Three factors determine the size of waves:

  • The wind’s speed
  • The fetch, or the amount of open water over which the wind blows
  • How long the wind blows

Any wave, no matter what size, has a crest, a trough and a wavelength. A wave’s height is the distance from the bottom of the trough to the top of the crest. A wave’s “period” is the time it takes for a complete wave, from crest to crest, to pass a point. This, of course, depends on the wave’s length and its speed.

Imagine wind beginning to blow across a smooth sea, then picking up speed. Small ripples begin to form as the wind blows faster than 1 mph/1.6 kph, and by the time the wind’s speed reaches 10 mph/16 kph, you’ll see distinct waves with a few whitecaps. Small waves with periods of less than about four seconds are called “chop.” As they grow larger, with longer periods, the waves are called “sea.”

As the waves grow, the wind has more water to push against, but there is a limit to how high waves can become; when they are too steep the tops will break off. Waves begin breaking when the ratio of their heights to their lengths begins to exceed one to seven. That is, if the waves are 7 feet/2 m long, they will begin breaking when they grow more than a foot high.

Even with a fairly steady wind, waves of different sizes will form, but the average size of waves can be calculated for various combinations of wind speed, fetch and time. For example, a 40-mph/64-kph wind with a fetch of about 300 miles/483 km blowing for 24 hours will create waves averaging about 14 feet/4 m high, with the highest waves more than twice that high.

Strong storms can create waves that are 50 feet/15 m high, with higher waves from time to time. While people have reported waves as high as 200 feet/61 m, the highest wave ever reliably measured was 112 feet/34 m from trough to crest. A Navy tanker, the U.S.S. Ramapo, encountered it on February 7, 1933, in the North Pacific. The measurement is considered reliable because officers and sailors on the ship’s bridge saw that when the ship’s stern dipped into the trough, the bridge, the ship’s crow’s nest on a mast and the top of the wave were in a straight line. They used this data to calculate the wave’s height. At the time, the storm had lasted seven days, and the ship had measured winds faster than 65 mph/105 kph for 34 hours.

Lighthouses have also provided measurements of waves. In 1861 a wave hit the Bishop Lighthouse on the Isles of Scilly off the southwestern tip of England, smashing a bell 100 feet/30 m above the ground. Eyewitnesses said the wave’s crest came down on the bell.

Winds, of course, do not create orderly waves. Anyone who’s been in the middle of a storm at sea, even a relatively weak storm, will describe the sea as “confused,” with waves of many sizes moving in different directions and many steep waves breaking to form whitecaps.

Sea and Swell

As waves move away from the wind that created them, the waves begin sorting themselves out into groups moving at the same speed and in the same direction. The waves smooth out and grow longer to form “swell.” In general, a period of around 10 seconds is considered the dividing line between “sea” and “swell.”

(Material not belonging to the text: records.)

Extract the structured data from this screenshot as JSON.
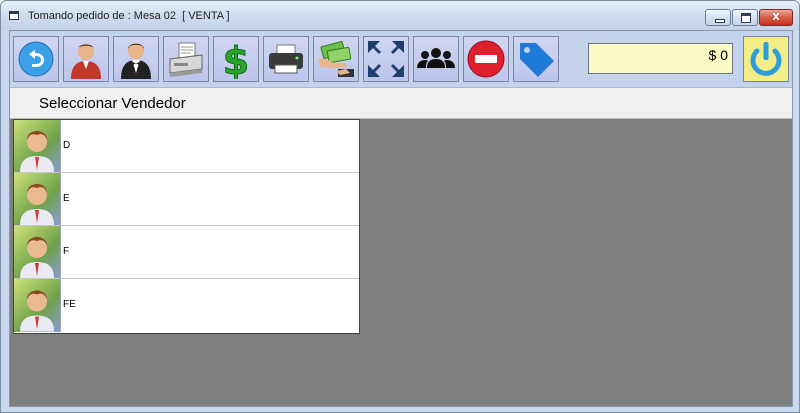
{
  "window": {
    "title": "Tomando pedido de : Mesa 02  [ VENTA ]",
    "close_glyph": "x"
  },
  "toolbar": {
    "buttons": [
      {
        "name": "back-icon",
        "color": "#3aa0e8"
      },
      {
        "name": "waiter-icon",
        "color": "#c0392b"
      },
      {
        "name": "butler-icon",
        "color": "#222222"
      },
      {
        "name": "receipt-printer-icon",
        "color": "#888888"
      },
      {
        "name": "dollar-icon",
        "color": "#2aa52a"
      },
      {
        "name": "printer-icon",
        "color": "#444444"
      },
      {
        "name": "money-hand-icon",
        "color": "#6bbf4a"
      },
      {
        "name": "fullscreen-icon",
        "color": "#1c3f6e"
      },
      {
        "name": "group-icon",
        "color": "#111111"
      },
      {
        "name": "cancel-icon",
        "color": "#e01f2e"
      },
      {
        "name": "tag-icon",
        "color": "#1f79d6"
      }
    ],
    "total_label": "$ 0",
    "total_bg": "#fafac4",
    "power_icon": "power-icon"
  },
  "header": {
    "title": "Seleccionar Vendedor"
  },
  "vendors": [
    {
      "name": "D"
    },
    {
      "name": "E"
    },
    {
      "name": "F"
    },
    {
      "name": "FE"
    }
  ]
}
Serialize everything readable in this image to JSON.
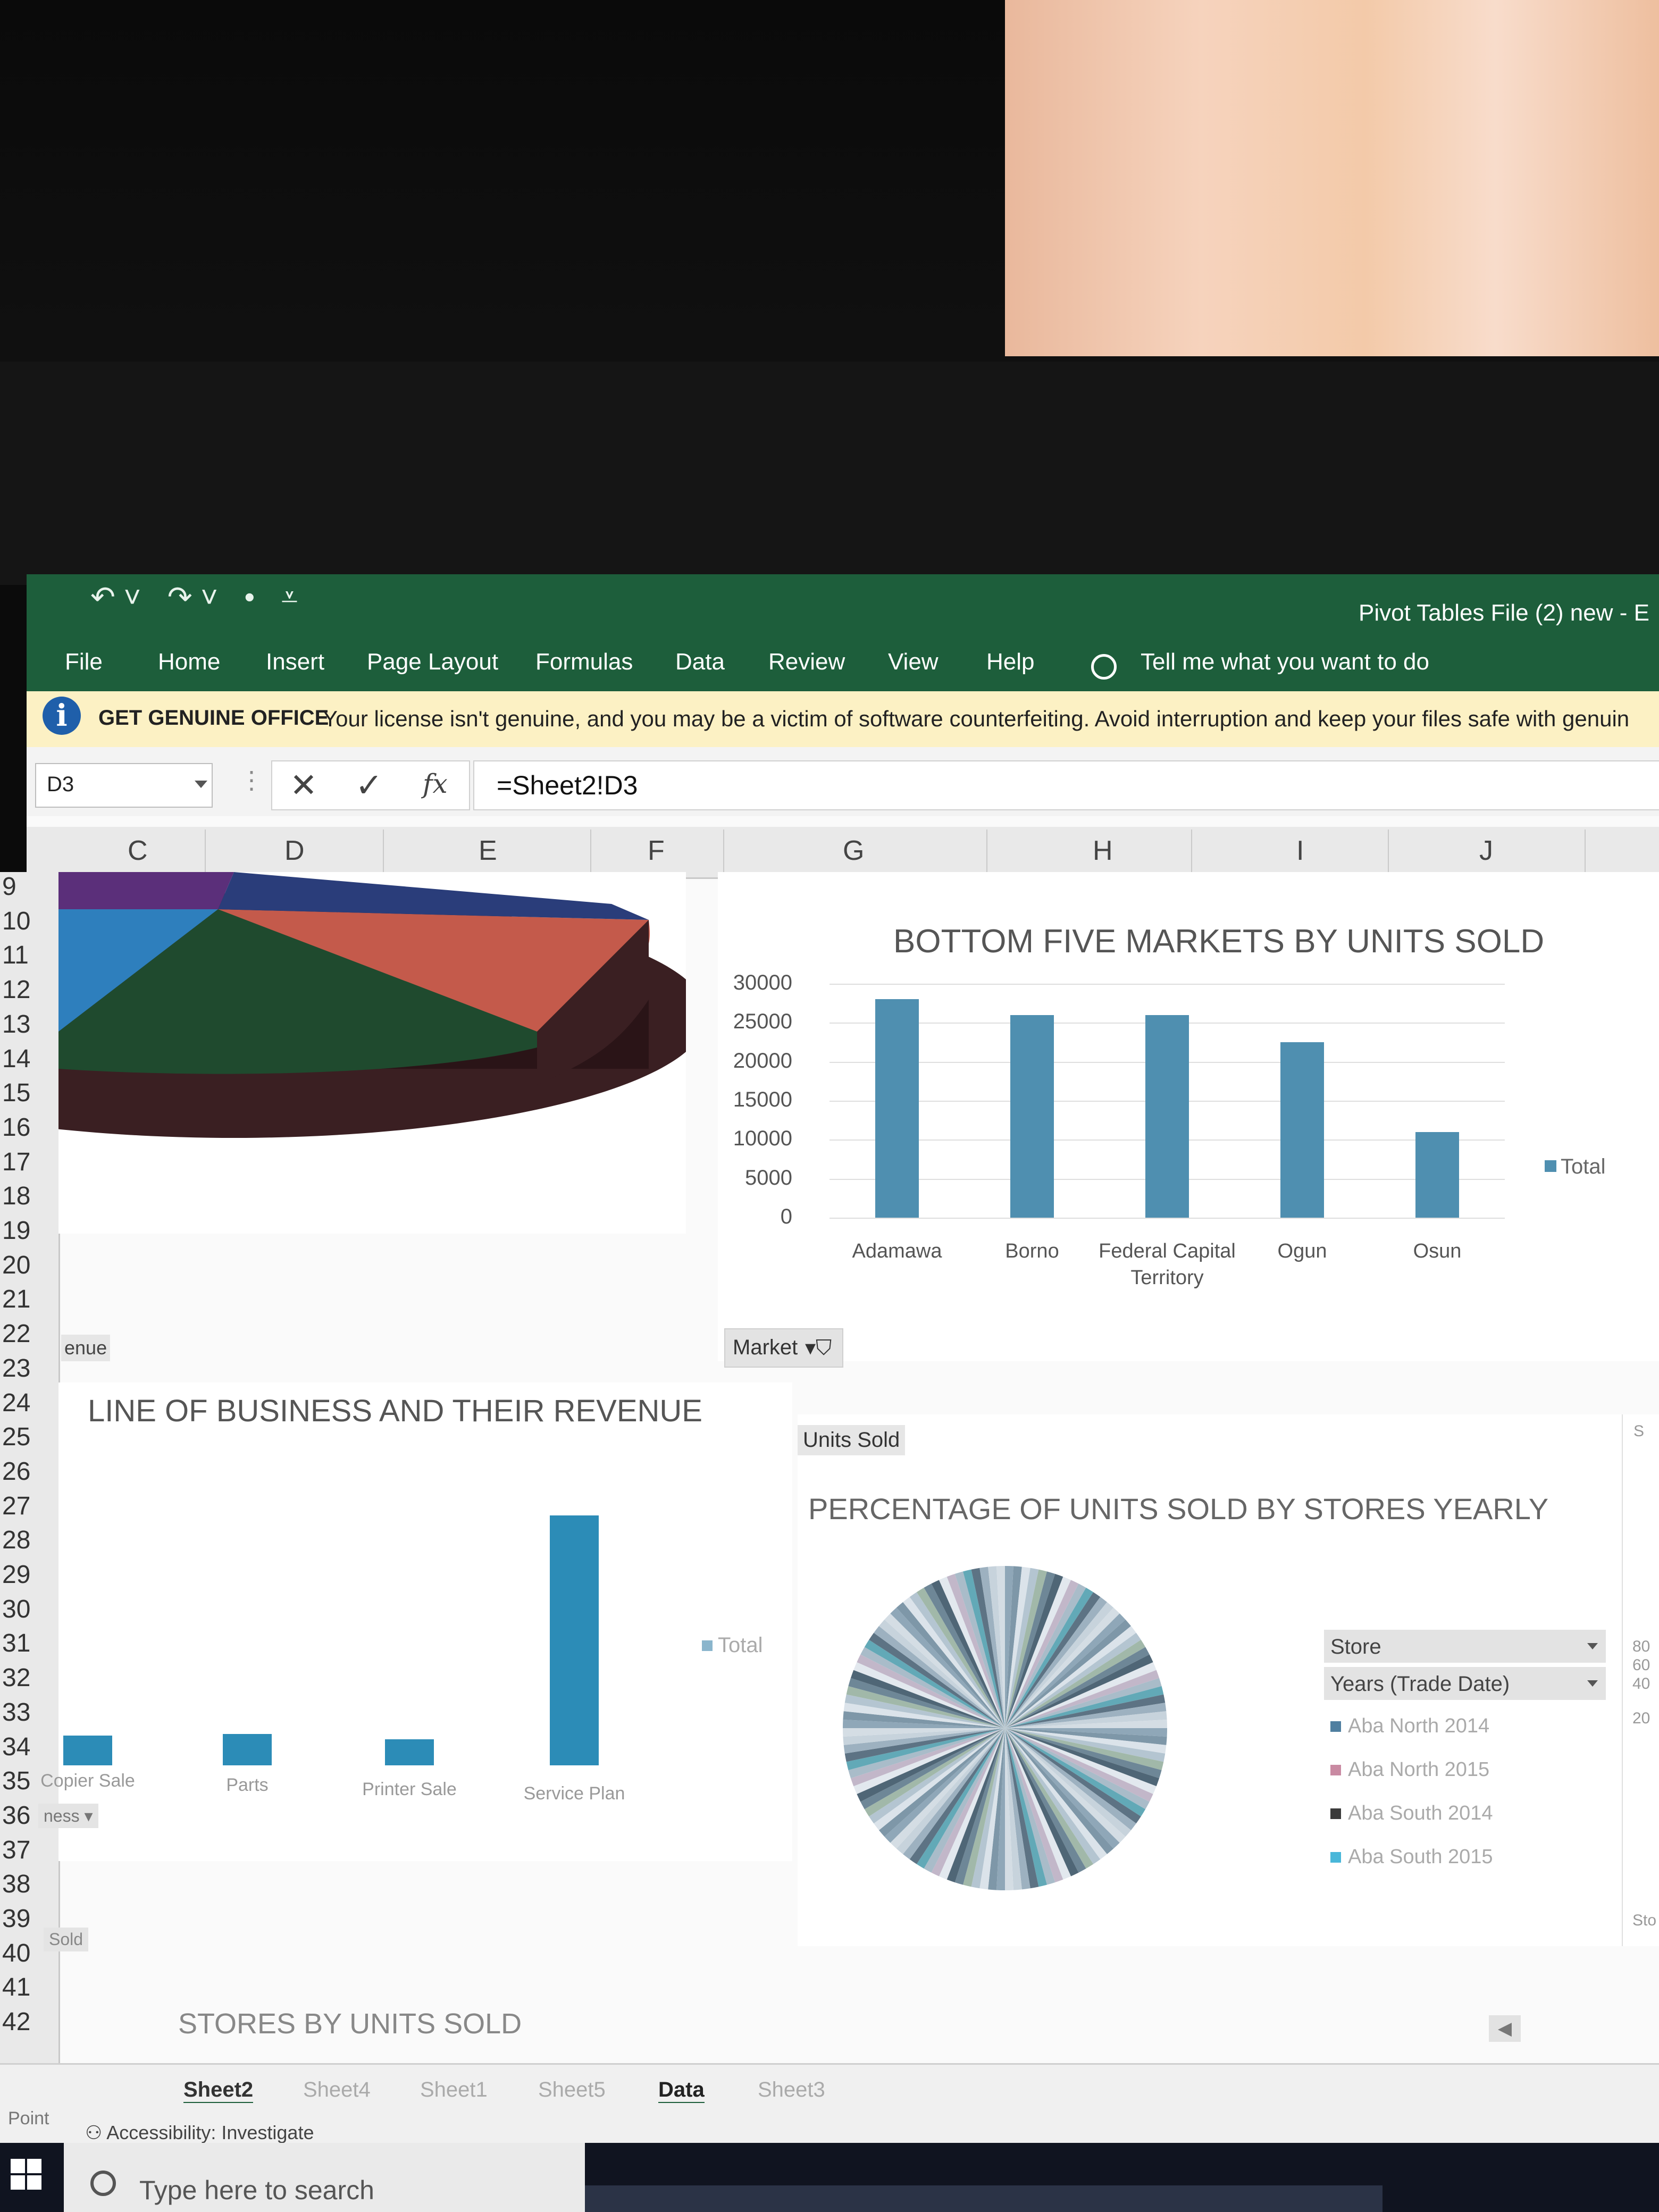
{
  "window": {
    "title": "Pivot Tables File (2) new  -  E",
    "quick_access": {
      "undo": "↶ ˅",
      "redo": "↷ ˅",
      "dot": "•",
      "customize": "⩡"
    }
  },
  "ribbon": {
    "tabs": [
      "File",
      "Home",
      "Insert",
      "Page Layout",
      "Formulas",
      "Data",
      "Review",
      "View",
      "Help"
    ],
    "tell_me": "Tell me what you want to do"
  },
  "message_bar": {
    "title": "GET GENUINE OFFICE",
    "text": "Your license isn't genuine, and you may be a victim of software counterfeiting. Avoid interruption and keep your files safe with genuin"
  },
  "formula_bar": {
    "name_box": "D3",
    "formula": "=Sheet2!D3",
    "cancel": "✕",
    "enter": "✓",
    "fx": "fx",
    "dots": "⋮"
  },
  "columns": [
    "C",
    "D",
    "E",
    "F",
    "G",
    "H",
    "I",
    "J"
  ],
  "rows": [
    "9",
    "10",
    "11",
    "12",
    "13",
    "14",
    "15",
    "16",
    "17",
    "18",
    "19",
    "20",
    "21",
    "22",
    "23",
    "24",
    "25",
    "26",
    "27",
    "28",
    "29",
    "30",
    "31",
    "32",
    "33",
    "34",
    "35",
    "36",
    "37",
    "38",
    "39",
    "40",
    "41",
    "42"
  ],
  "chart_data": [
    {
      "type": "pie",
      "title": "",
      "note": "3D pie, partially visible",
      "slices": [
        {
          "color": "#5b2f7a"
        },
        {
          "color": "#2a3d7a"
        },
        {
          "color": "#2e7fbd"
        },
        {
          "color": "#c45a4b"
        },
        {
          "color": "#1f4a2e"
        },
        {
          "color": "#3a1f22"
        }
      ]
    },
    {
      "type": "bar",
      "title": "BOTTOM FIVE MARKETS BY UNITS SOLD",
      "categories": [
        "Adamawa",
        "Borno",
        "Federal Capital Territory",
        "Ogun",
        "Osun"
      ],
      "series": [
        {
          "name": "Total",
          "values": [
            28000,
            26000,
            26000,
            22500,
            11000
          ]
        }
      ],
      "ylim": [
        0,
        30000
      ],
      "yticks": [
        "30000",
        "25000",
        "20000",
        "15000",
        "10000",
        "5000",
        "0"
      ],
      "grid": true,
      "legend": "right",
      "color": "#4f8fb0",
      "filter_button": "Market"
    },
    {
      "type": "bar",
      "title": "LINE OF BUSINESS AND THEIR REVENUE",
      "categories": [
        "Copier Sale",
        "Parts",
        "Printer Sale",
        "Service Plan"
      ],
      "series": [
        {
          "name": "Total",
          "values": [
            12,
            12.5,
            10.5,
            100
          ]
        }
      ],
      "legend": "right",
      "color": "#2c8cb7"
    },
    {
      "type": "pie",
      "title": "PERCENTAGE OF UNITS SOLD BY STORES YEARLY",
      "legend": "right",
      "filters": [
        "Store",
        "Years (Trade Date)"
      ],
      "legend_entries": [
        {
          "name": "Aba North 2014",
          "color": "#4f7fa0"
        },
        {
          "name": "Aba North 2015",
          "color": "#c98aa2"
        },
        {
          "name": "Aba South 2014",
          "color": "#3b3b3b"
        },
        {
          "name": "Aba South 2015",
          "color": "#49b7d9"
        }
      ]
    }
  ],
  "labels": {
    "enue": "enue",
    "units_sold_tag": "Units Sold",
    "ess_filter": "ness ▾",
    "sold_tag": "Sold",
    "stores_title": "STORES BY UNITS SOLD",
    "right_stub": [
      "80",
      "60",
      "40",
      "20",
      "S",
      "Sto"
    ]
  },
  "sheet_tabs": [
    "Sheet2",
    "Sheet4",
    "Sheet1",
    "Sheet5",
    "Data",
    "Sheet3"
  ],
  "status": {
    "mode": "Point",
    "accessibility": "Accessibility: Investigate"
  },
  "taskbar": {
    "search_placeholder": "Type here to search"
  }
}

Whether they are sea or swell, waves carry energy, but not the water itself, in the direction of movement. If you could follow a molecule of water in a wave, you’d see that it is orbiting in an oval that’s moving down, backwards — compared with the direction of the wave — up and then forward.

You can see this if you go overboard from a dive boat that is bobbing up and down with the waves but is not in a current. As you float on top of the water, you’ll move up and down with the waves, and maybe back and forth a little, but you won’t move along with the waves.

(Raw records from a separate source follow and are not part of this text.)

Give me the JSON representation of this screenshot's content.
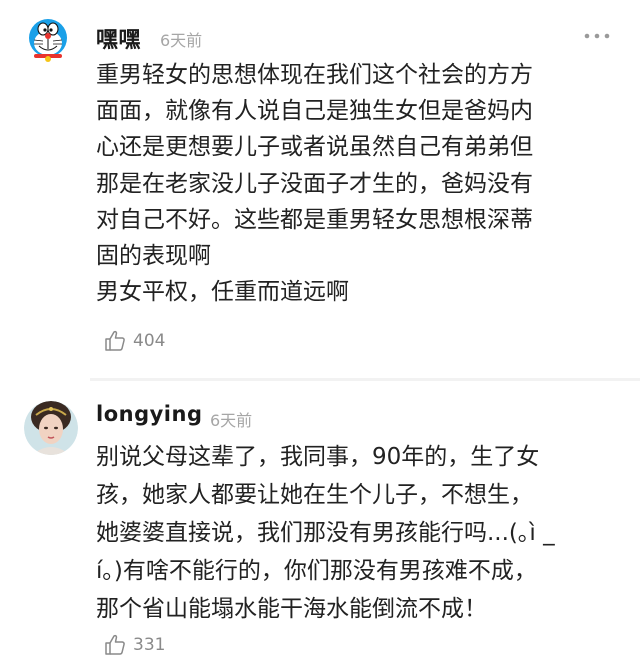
{
  "comments": [
    {
      "username": "嘿嘿",
      "time": "6天前",
      "text": "重男轻女的思想体现在我们这个社会的方方\n面面，就像有人说自己是独生女但是爸妈内\n心还是更想要儿子或者说虽然自己有弟弟但\n那是在老家没儿子没面子才生的，爸妈没有\n对自己不好。这些都是重男轻女思想根深蒂\n固的表现啊\n男女平权，任重而道远啊",
      "likes": "404",
      "avatar_icon": "doraemon-avatar"
    },
    {
      "username": "longying",
      "time": "6天前",
      "text": "别说父母这辈了，我同事，90年的，生了女\n孩，她家人都要让她在生个儿子，不想生，\n她婆婆直接说，我们那没有男孩能行吗...(｡ì _\ní｡)有啥不能行的，你们那没有男孩难不成，\n那个省山能塌水能干海水能倒流不成！",
      "likes": "331",
      "avatar_icon": "portrait-avatar"
    }
  ],
  "icons": {
    "more": "more-dots-icon",
    "like": "thumbs-up-icon"
  },
  "colors": {
    "time": "#a6a6a6",
    "text": "#222222",
    "like": "#8a8a8a"
  }
}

The circular motion of the wave weakens with depth, and below about one-half the wave’s length, the motion is negligible. This means that when the water is deeper than one-half of a wave’s length, the bottom has no effect on it, making it a “deep-water” wave. A diver more than 10 feet/3 m below the surface will feel no water motion from waves on the surface that are 20 feet/6 m long.

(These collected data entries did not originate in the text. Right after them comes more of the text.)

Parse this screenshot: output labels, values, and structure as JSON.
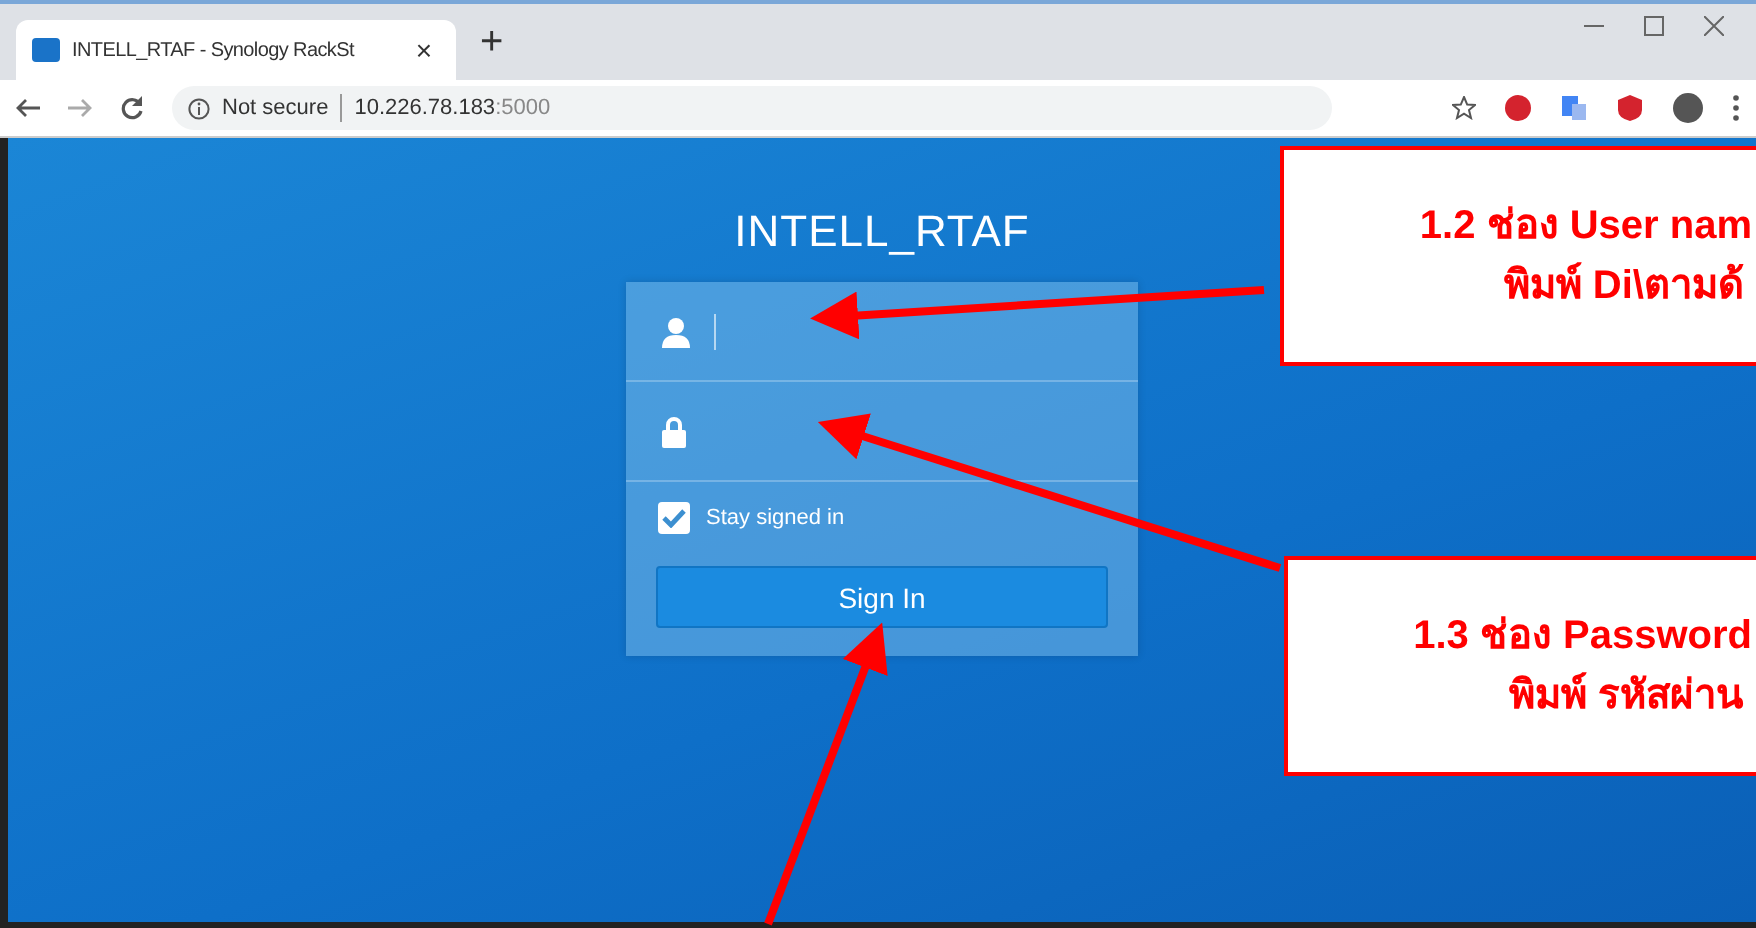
{
  "browser": {
    "tab": {
      "title": "INTELL_RTAF - Synology RackSt",
      "close": "×"
    },
    "new_tab": "+",
    "address": {
      "security": "Not secure",
      "host": "10.226.78.183",
      "port": ":5000"
    }
  },
  "login": {
    "title": "INTELL_RTAF",
    "stay_signed_in": {
      "label": "Stay signed in",
      "checked": true
    },
    "button": "Sign In"
  },
  "callouts": [
    {
      "lines": [
        "1.2 ช่อง User nam",
        "พิมพ์ Di\\ตามด้"
      ]
    },
    {
      "lines": [
        "1.3 ช่อง Password",
        "พิมพ์ รหัสผ่าน"
      ]
    }
  ]
}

Deep-water waves travel at a speed that depends on their length, with longer waves traveling faster than shorter ones. The result is that as swells move away from the wind that created the waves, they sort themselves out by length.

Anyone who has ever been at sea aboard a small boat, or even a large ship, or flown low enough over the ocean to see the waves, knows that the simple picture of trains of swells, nicely sorted by wavelength, doesn’t begin to describe the real ocean.

Only a little way from shore, you see that the ocean has swells of many sizes coming from different directions, with waves being created by local winds on top of them. Sometimes the crests of waves in two different trains will come together to create, for an instant, a wave that’s about as high as the two waves, one on top of the other. From time to time the crest of one wave will fill the trough of another, creating a “flat” spot in the ocean.

Rogue Waves

In rare cases, large waves from different trains come together to create the “rogue” waves of legend. Scientists also believe rogue waves can be created by waves moving over an ocean current flowing in the opposite direction from the waves.

Willard Bascom tells the stories of several famous rogue waves in his book Waves and Beaches. These include the story of the Queen Mary, which in 1942 during World War II was carrying 15,000 American soldiers to England through stormy seas. Without warning, a “freak mountainous wave” hit the ship’s side, pushing it over until “her upper decks were awash and those who had sailed in her since she first took to sea were convinced she would never right herself,” Bascom writes. Fortunately, the ship recovered and safely delivered the troops to England.

Many ships that have been lost without a trace are probably the victims of rogue waves, which might have sunk them so quickly that no one was able to radio for help.

Oceanographers have calculated that one wave in 23 will be twice as high as the average in a train of waves, one in 1,175 will be more than three times the average height, and one in 300,000 is four times the average.

Wave Forecasting

In describing and forecasting waves, oceanographers talk about “significant” wave height. This is the average height of the highest one-third of the waves in an area.

Fortunately, both for those who venture out to sea and those along the coasts of the world, huge waves are rare. Storms in the Southern Ocean often create the world’s highest waves, because storms there are strong and there is no land between the tip of South America and Antarctica to dampen winds and stop waves.

Since waves lose very little energy as they travel in water that’s deeper than one-half their wavelength, most swells eventually run into shallow water and begin changing into the breakers that give surfers their rides, but also erode beaches.

Swells in the open sea can be 2,000 feet/610 m long. Such a swell will begin to “feel” the bottom of the ocean when it moves into water about 1,000 feet/305 m deep. Here, friction will begin slowing the wave, decreasing the wavelength and increasing the height. When the wave is about a foot high for each foot long, it begins to break to form surf.

Depending on the slope of the beach, breakers can either be plunging, which surfers prefer, or spilling breakers. Breakers, unlike deep-water waves, do transport water, which is why they carry surfboarders and body surfers toward the shore and knock down shore divers who aren’t paying attention.

As anyone who’s been hit by a large breaker can testify, they carry a lot of energy. On rocky coasts, some of this energy goes into eroding rocks. On sandy beaches, some of the energy goes into carrying away sand. The bigger the surf, the greater the erosion.

After a day of diving in the ocean below the motion of waves, getting a close-up view of a small part of the sea, you could enjoy dinner or a walk near the ocean. This is a good way to connect with the ocean on a large scale as you watch waves roll in, grow higher and crash into breakers that push water up on the beach. You can contemplate the world the waves have moved through in the many miles they have traveled since the wind first created them.